Sometime after snapping a picture of the Wildcat, in the distance I spotted the telltale meatball of a Japanese plane. Getting my hopes up, I walked closer and I saw there were in fact two Japanese planes. They weren’t Zeros but Fuji LM-2s, postwar training aircraft of Japan’s Self-Defense Force. One of them looked to have a relatively new pain job, complete with Japanese labels.
Here’s a picture of the side of the plane, the large white characters read 陸上自衛隊 – “Ground Self-Defense Force.”
However, it was the small bit of text above which caught my attention, for I couldn’t read it all.
I didn’t recognize the first two characters of the second line, so the next day I sought the meanings in my kanji dictionary. Oddly, the SKIP method didn’t return any matching characters, so I resorted to scanning through the entire dictionary. I soon found two possible matches and tried translating the sentence. I ended up with バッテリは右衛後風防の下方にある – “The battery is below the right defense windshield.” Sure enough, the day before, I saw the battery compartment labeled on the right side of the plane, below the rear window.
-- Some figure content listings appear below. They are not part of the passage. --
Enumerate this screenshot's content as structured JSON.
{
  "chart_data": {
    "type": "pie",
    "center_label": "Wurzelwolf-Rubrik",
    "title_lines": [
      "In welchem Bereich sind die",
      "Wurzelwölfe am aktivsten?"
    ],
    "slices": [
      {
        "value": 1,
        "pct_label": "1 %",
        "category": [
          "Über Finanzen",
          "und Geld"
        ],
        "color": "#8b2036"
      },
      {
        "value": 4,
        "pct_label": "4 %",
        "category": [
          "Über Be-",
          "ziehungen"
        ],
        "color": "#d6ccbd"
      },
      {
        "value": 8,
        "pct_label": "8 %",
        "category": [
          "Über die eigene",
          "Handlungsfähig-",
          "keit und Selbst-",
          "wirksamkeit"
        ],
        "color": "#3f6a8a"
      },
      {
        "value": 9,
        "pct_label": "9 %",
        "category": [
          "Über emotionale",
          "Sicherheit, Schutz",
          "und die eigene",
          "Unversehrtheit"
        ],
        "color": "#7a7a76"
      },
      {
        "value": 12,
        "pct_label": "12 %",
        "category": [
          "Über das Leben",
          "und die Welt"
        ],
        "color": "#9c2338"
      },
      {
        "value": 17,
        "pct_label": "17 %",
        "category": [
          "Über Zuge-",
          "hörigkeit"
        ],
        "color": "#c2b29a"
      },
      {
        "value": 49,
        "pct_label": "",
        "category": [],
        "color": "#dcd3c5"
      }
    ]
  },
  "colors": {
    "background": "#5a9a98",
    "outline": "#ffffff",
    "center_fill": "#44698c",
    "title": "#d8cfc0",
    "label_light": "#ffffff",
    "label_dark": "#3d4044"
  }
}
And it’s no wonder I couldn’t find the kanji with the SKIP method, the characters on the plane were missing strokes!
This is how the sentence should read.
Comparing the images, you can see why I had trouble with the two characters. Not only were they missing strokes, but sloppilly drawn! Given these errors and other, well, unnatural Japanese markings on the aircraft, I reckon the original markings were damaged over time, and so weren’t reproduced accurately. If admission to the airshow wasn’t a whopping $30, I likely would have gone back to contact the owner and submit corrections. Oh well.